Sensing that his presence wasn’t entirely welcome, Takkan lingered by the tree. “I’ll wait here while you acquaint Shiori with the house.”
Before I could protest, he backed into the courtyard, leaving me alone with the dour-faced shaman.
Thanks a lot, Takkan, I grumbled in my thoughts.
Oshli entered the hut on our right. “You may stay in the kitchen tonight,” he said. “There’s a bed on the other side of the curtain, and some food left in the pantry for nourishment. Not much, but it should sustain you until I return.”
“I thought no one lived here anymore.”
“I come sometimes, to pay my respects.” The slightest flicker in his brow perturbed his calm.
“Who lived here?” I asked again.
A beat of hesitation. “The owner left many years ago for the capital,” he replied. “Only I come, sometimes, to bring offerings to the tree.”
That explained the food in the pantry. “Offerings to the tree?”
He wouldn’t look at me. “For the two sisters who once resided here.”
The hairs on the back of my neck rose. “What happened to them?”
“They were both lost to Tambu, but in very different ways.”
My eyes flew up to meet the shaman’s. Two sisters. “This was their house, wasn’t it? Vanna and…Channari’s.”
Channari. Every time I said the name, my heart gave a twinge. Channari was the name of my stepmother’s true self, a secret she had kept from everyone—even my father.
“This was their house,” I repeated. “You knew them.”
I’d finally broken the shaman’s composure, and he pursed his lips tightly. “Everyone knew them. The beauty and the snake.”
There was no malice in his reply, but I still flinched. “Were you friends?”
“Channari had no friends.” A pause. “But I knew Vanna.”
“What was she like?” I said.
The hard lines bracketing Oshli’s mouth softened, giving me a glimpse of the boy he’d once been. “She was kind and generous and gentle. She had the power to make anyone adore her—even her stern adah could never say no to her. The girls in the village used to fight over who could brush her hair, and the boys vied simply to touch it.”

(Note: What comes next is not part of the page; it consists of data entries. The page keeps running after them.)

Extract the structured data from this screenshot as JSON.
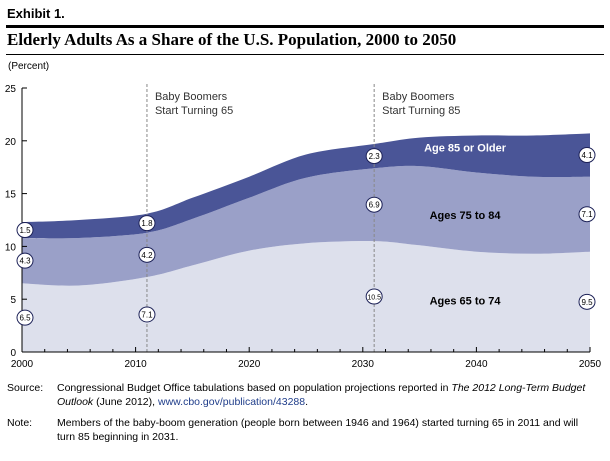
{
  "header": {
    "exhibit": "Exhibit 1.",
    "title": "Elderly Adults As a Share of the U.S. Population, 2000 to 2050",
    "unit": "(Percent)"
  },
  "colors": {
    "age_65_74": "#dde0ec",
    "age_75_84": "#9aa0c8",
    "age_85_plus": "#4a5597",
    "marker_line": "#888888"
  },
  "chart_data": {
    "type": "area",
    "stacked": true,
    "title": "Elderly Adults As a Share of the U.S. Population, 2000 to 2050",
    "ylabel": "(Percent)",
    "xlabel": "",
    "ylim": [
      0,
      25
    ],
    "xlim": [
      2000,
      2050
    ],
    "xticks": [
      2000,
      2010,
      2020,
      2030,
      2040,
      2050
    ],
    "yticks": [
      0,
      5,
      10,
      15,
      20,
      25
    ],
    "x": [
      2000,
      2005,
      2011,
      2015,
      2020,
      2025,
      2031,
      2035,
      2040,
      2045,
      2050
    ],
    "series": [
      {
        "name": "Ages 65 to 74",
        "values": [
          6.5,
          6.3,
          7.1,
          8.2,
          9.6,
          10.3,
          10.5,
          10.1,
          9.5,
          9.3,
          9.5
        ]
      },
      {
        "name": "Ages 75 to 84",
        "values": [
          4.3,
          4.5,
          4.2,
          4.4,
          5.0,
          6.2,
          6.9,
          7.5,
          7.5,
          7.3,
          7.1
        ]
      },
      {
        "name": "Age 85 or Older",
        "values": [
          1.5,
          1.7,
          1.8,
          2.0,
          2.0,
          2.2,
          2.3,
          2.7,
          3.5,
          3.9,
          4.1
        ]
      }
    ],
    "data_labels": [
      {
        "x": 2000,
        "series": "Ages 65 to 74",
        "value": "6.5"
      },
      {
        "x": 2000,
        "series": "Ages 75 to 84",
        "value": "4.3"
      },
      {
        "x": 2000,
        "series": "Age 85 or Older",
        "value": "1.5"
      },
      {
        "x": 2011,
        "series": "Ages 65 to 74",
        "value": "7.1"
      },
      {
        "x": 2011,
        "series": "Ages 75 to 84",
        "value": "4.2"
      },
      {
        "x": 2011,
        "series": "Age 85 or Older",
        "value": "1.8"
      },
      {
        "x": 2031,
        "series": "Ages 65 to 74",
        "value": "10.5"
      },
      {
        "x": 2031,
        "series": "Ages 75 to 84",
        "value": "6.9"
      },
      {
        "x": 2031,
        "series": "Age 85 or Older",
        "value": "2.3"
      },
      {
        "x": 2050,
        "series": "Ages 65 to 74",
        "value": "9.5"
      },
      {
        "x": 2050,
        "series": "Ages 75 to 84",
        "value": "7.1"
      },
      {
        "x": 2050,
        "series": "Age 85 or Older",
        "value": "4.1"
      }
    ],
    "annotations": [
      {
        "x": 2011,
        "lines": [
          "Baby Boomers",
          "Start Turning 65"
        ]
      },
      {
        "x": 2031,
        "lines": [
          "Baby Boomers",
          "Start Turning 85"
        ]
      }
    ],
    "series_labels": [
      "Age 85 or Older",
      "Ages 75 to 84",
      "Ages 65 to 74"
    ],
    "legend": "none",
    "grid": false
  },
  "footer": {
    "source_label": "Source:",
    "source_text_1": "Congressional Budget Office tabulations based on population projections reported in ",
    "source_italic": "The 2012 Long-Term Budget Outlook",
    "source_text_2": " (June 2012), ",
    "source_link": "www.cbo.gov/publication/43288",
    "source_text_3": ".",
    "note_label": "Note:",
    "note_text": "Members of the baby-boom generation (people born between 1946 and 1964) started turning 65 in 2011 and will turn 85 beginning in 2031."
  }
}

“Softer than waterbird feathers,” I murmured, remembering Raikama’s hair.
“Yes.”
I regarded him, and the wistfulness on his face shuttered a beat too late.
“Were you in love with her?” I asked, surprised by my own brazenness.
To his credit, he did not falter. “We all were. Everyone worshiped her. They used to think the mysterious light in her chest was a gift from the gods. She was born with it, you know. When she laughed, it would emanate through her clothes like the sun. The Golden One, they used to call her.”